Bir ren geyiği bana doğru yürüdü, bana merakla baktı, sert boynuzlarla avucumu ovuşturdu ve ıslak burun deliklerinden çok sıcak bir nefes verdi. Kışın soğuk, uzun, kuru ve rüzgarlı Hülünbeir'de, bir hayvanın burnunda ve ağzında beyaz don varsa, insanlar onun hala hayatta olduğunu bilebilir. Aoluguya'nın Ewenki'si Aoluguya, kan renginde bir gün batımı gibi uçsuz bucaksız denizde yüzüyor. Bir şefkatle baktık ama kalplerini bıçakla bıçakladık; küstahça yukarı baktık ve geçinmek için işkence ettiğimiz eski zanaatkarlığı yaptıklarını izledik; avlanmayı, avlanmayı ve yasaklamayı yasaklamalıyız dedik. Ormanları korumak için ağaç kesmek, otlakları korumak için otlatmayı azaltmak, ancak iştahı gidermek için binlerce ton balık tüketen, geyik eti yiyip boynuz satın alan ve boz ayıların pençelerini takas eden, dağları ve nehirleri kimin elinde tuttuğunu unutmak Orman yerle bir edildi ve koyun derisinden botlar giyen biri kuzunun vücudunu girişe gönderdi. Yazılı sözler olmayan bu halklar, tüm ulusun tarihini korumak için her bireyin hafızasına güvenirler.Her insanın akımı, zamanın birikimini ve geçmişin izdüşümünü içerir.Her dönemin hikayesi sıfırdan anlatılmalıdır. Bu hafıza ormanda, hayvanların ve avcıların silahlarında var. Maria Solenin evcil köpeği Heineken, sahibinin onu neden artık avlanmak için dışarı çıkarmadığını hâlâ anlamıyor. Heineken sık sık inatla düzinelerce kilometre tek başına koştu, avlanıp karacayı öldürdü ve ardından sahibini avını almaya götürdü. Heineken'in vücudu sıklıkla kan taşır ve Maria Soo'nun kalbi kanıyor.

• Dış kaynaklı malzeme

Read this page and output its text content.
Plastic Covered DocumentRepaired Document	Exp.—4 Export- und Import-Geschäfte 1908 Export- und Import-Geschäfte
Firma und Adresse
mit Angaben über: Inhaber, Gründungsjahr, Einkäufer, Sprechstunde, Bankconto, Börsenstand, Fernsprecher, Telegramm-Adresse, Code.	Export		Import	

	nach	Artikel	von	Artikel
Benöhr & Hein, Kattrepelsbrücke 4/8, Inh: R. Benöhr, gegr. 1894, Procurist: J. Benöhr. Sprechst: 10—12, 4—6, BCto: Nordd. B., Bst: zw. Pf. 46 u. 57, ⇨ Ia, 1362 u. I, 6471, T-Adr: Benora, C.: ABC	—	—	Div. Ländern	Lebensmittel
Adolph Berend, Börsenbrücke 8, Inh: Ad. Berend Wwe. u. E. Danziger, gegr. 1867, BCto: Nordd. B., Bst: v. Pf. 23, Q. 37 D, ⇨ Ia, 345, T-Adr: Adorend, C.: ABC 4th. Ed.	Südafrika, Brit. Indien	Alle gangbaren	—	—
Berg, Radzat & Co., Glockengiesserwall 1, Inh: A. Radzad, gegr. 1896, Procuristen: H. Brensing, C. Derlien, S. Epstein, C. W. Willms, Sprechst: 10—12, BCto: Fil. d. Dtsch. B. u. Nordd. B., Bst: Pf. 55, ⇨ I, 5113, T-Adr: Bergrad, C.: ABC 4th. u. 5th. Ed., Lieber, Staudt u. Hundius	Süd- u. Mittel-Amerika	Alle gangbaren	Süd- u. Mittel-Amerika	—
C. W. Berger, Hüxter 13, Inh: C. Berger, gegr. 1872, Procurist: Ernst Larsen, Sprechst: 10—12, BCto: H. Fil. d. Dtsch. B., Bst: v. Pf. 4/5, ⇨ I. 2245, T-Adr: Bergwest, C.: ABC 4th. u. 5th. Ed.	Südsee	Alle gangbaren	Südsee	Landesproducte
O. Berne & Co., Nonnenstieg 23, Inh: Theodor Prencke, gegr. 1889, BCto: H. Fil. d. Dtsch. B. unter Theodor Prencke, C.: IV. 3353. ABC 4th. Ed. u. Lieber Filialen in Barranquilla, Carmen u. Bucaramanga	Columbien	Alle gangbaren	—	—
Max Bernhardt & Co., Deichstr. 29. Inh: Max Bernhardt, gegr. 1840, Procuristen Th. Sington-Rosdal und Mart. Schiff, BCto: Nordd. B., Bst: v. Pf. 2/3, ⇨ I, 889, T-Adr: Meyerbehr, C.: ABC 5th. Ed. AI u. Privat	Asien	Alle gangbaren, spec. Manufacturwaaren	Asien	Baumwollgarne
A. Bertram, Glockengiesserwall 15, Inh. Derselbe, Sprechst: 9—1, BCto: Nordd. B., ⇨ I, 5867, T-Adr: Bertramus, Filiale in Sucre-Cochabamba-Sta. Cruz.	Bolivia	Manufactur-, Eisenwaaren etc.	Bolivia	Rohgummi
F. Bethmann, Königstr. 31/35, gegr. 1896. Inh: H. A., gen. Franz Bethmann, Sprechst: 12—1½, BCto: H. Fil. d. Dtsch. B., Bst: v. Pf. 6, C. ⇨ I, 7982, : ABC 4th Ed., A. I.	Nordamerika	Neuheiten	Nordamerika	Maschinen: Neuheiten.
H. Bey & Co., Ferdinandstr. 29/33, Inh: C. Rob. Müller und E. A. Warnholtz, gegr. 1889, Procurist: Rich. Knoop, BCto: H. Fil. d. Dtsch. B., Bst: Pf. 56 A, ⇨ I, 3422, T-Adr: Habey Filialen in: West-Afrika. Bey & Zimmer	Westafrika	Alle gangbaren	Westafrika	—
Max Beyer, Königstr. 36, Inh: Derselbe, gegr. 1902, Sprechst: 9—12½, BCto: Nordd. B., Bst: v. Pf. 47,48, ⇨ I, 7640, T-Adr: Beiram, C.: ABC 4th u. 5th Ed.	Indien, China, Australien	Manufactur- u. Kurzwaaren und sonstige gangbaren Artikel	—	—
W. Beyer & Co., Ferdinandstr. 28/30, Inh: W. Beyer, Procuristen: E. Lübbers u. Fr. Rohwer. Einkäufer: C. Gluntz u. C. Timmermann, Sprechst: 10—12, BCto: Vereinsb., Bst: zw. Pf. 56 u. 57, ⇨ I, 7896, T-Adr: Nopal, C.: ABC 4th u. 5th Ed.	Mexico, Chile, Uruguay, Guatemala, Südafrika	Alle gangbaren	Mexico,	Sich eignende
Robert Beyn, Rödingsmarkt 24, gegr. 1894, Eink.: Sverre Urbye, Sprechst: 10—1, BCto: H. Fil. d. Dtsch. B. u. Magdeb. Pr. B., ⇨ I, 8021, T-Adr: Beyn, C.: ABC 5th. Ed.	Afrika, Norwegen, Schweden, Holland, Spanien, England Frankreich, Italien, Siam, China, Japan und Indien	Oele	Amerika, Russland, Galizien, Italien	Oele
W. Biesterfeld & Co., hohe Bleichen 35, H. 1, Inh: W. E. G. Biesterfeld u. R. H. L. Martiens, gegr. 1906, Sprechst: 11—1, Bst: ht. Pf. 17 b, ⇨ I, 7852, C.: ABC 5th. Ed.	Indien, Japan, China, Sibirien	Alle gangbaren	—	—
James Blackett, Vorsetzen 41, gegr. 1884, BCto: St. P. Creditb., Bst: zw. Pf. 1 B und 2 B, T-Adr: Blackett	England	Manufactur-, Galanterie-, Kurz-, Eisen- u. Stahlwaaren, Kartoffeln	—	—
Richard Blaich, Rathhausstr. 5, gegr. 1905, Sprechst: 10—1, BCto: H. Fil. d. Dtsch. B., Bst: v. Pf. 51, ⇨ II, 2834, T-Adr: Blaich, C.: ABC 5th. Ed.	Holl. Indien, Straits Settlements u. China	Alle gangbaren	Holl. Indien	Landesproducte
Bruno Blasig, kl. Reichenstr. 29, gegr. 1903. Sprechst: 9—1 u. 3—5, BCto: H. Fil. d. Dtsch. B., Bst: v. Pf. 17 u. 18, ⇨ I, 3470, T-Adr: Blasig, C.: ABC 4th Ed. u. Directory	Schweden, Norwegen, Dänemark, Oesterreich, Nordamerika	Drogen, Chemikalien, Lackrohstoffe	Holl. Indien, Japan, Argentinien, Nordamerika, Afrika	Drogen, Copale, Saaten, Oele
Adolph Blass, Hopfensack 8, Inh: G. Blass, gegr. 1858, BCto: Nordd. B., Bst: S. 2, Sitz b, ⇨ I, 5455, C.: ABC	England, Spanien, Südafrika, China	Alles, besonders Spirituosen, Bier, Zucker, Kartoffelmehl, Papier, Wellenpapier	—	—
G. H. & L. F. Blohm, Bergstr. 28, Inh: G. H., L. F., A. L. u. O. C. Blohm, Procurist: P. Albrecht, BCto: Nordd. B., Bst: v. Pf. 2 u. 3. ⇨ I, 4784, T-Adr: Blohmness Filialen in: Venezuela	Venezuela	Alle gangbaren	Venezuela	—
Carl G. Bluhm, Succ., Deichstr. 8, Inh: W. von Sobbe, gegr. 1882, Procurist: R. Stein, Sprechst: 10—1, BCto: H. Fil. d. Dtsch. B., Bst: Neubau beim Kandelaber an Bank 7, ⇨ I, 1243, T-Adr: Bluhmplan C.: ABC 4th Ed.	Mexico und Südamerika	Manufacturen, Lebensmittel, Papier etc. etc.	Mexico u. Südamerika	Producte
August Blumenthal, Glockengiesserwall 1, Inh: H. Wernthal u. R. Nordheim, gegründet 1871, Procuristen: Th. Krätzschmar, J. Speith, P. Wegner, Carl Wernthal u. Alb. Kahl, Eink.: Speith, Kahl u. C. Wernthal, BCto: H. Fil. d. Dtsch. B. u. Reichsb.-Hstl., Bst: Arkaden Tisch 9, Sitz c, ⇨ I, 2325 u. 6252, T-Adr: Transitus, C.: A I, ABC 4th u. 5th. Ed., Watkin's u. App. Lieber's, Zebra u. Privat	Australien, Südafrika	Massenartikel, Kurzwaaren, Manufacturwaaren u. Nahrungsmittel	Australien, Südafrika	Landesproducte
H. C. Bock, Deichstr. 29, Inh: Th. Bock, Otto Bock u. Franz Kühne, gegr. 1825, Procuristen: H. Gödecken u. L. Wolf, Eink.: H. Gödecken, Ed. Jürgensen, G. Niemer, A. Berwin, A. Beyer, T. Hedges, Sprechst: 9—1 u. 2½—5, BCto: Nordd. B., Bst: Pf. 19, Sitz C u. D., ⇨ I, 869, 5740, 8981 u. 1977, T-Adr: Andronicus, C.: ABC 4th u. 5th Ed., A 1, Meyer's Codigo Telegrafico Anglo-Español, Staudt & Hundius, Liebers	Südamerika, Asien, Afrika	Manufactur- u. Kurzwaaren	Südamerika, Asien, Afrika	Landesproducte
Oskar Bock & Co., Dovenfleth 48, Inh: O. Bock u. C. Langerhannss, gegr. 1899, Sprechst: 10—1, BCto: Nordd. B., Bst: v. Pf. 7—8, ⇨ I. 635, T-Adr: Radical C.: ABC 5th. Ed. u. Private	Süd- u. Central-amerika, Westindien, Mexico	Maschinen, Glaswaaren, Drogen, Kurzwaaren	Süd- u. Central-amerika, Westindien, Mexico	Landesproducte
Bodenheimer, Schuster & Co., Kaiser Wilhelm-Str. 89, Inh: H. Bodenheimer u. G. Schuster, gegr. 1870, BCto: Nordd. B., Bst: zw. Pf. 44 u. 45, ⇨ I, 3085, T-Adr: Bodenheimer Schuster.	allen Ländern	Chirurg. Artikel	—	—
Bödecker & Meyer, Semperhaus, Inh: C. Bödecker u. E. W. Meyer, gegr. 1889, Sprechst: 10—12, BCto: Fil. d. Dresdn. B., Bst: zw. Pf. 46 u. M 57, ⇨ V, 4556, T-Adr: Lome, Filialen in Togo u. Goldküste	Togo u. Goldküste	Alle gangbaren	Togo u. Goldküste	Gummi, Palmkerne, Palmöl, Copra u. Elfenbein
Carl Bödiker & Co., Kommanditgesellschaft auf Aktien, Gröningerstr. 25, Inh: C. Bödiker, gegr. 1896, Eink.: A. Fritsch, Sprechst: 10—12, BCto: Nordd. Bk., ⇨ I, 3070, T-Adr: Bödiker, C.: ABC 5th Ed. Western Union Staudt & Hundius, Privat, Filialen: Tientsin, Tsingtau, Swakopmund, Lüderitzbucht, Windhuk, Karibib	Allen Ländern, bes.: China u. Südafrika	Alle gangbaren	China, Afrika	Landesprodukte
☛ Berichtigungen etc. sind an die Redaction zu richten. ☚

Göçebelerin ve avlanan insanların kemiklerinde şok edici bir güç vardır. Hâlâ üzüntü ve yalnızlığı tartışırken, onlar zaten doğa ile nasıl iletişim kuracaklarını öğrenmişlerdir ve onların inançları, hayatın yüce olduğudur. Kar hala, yırtık kaz tüyleri gibi, baharın sonlarında gökyüzünde uçan yapraklar gibi, sonsuz, sonsuz, uçup dönüyor, toplanıyor ve kopuyor. Aoluguya'ya belli bir çocukluk ve insanlık çocukluk fantezisiyle geldim Sulak alanlar ve ormanlar hala derin gölgelerle örtülüyor ama çağımız bu kadar derin kişiliğini kaybetti. İster sevgi ister nostalji olsun, tarihin hızını geri getirmenin hiçbir yolu yoktur.

rüzgar gibi Geçti gitti

· ·

SON ek * * *

Altın Sonbahar Grassland_Travel Notları
önceki
Ağustos ortasında Hulunbuir otlak gezisini yalnızca bulut bilir
Sonraki
Hulunbuir-A Sonbaharda Randevu (10) _Travels
Dokuz Bin Mil, Bulut ve Ay, Hulunbuir Crazy Travel_Travel
Hulunbuir Prairie_Travel Notları
Hulunbuir-A Sonbaharda Randevu (9) _Travels
Arshan_Travel Notları
Size ait mavi gökyüzü ve beyaz bulutlar
Orta -utumn Festivali Alishan Turu
Yaz ortası ışık yılı içinde Arshan-Aershan, ilkbaharın başlarında Daxinganling'in orijinal güzelliğini yaşamak için Arshan'a gidin.
Sonbahar Sonunda Arshan_Travel Notları
Altın Sonbahar Aershan-sadece seninle tanışmak için çok uzakta değil_Travels
Zhangjiajie'de Haziran'da 72 saat_Travel Notlar
Zhangjiajie | Dağlar dağlara benzemez ve sular su gibi değildir.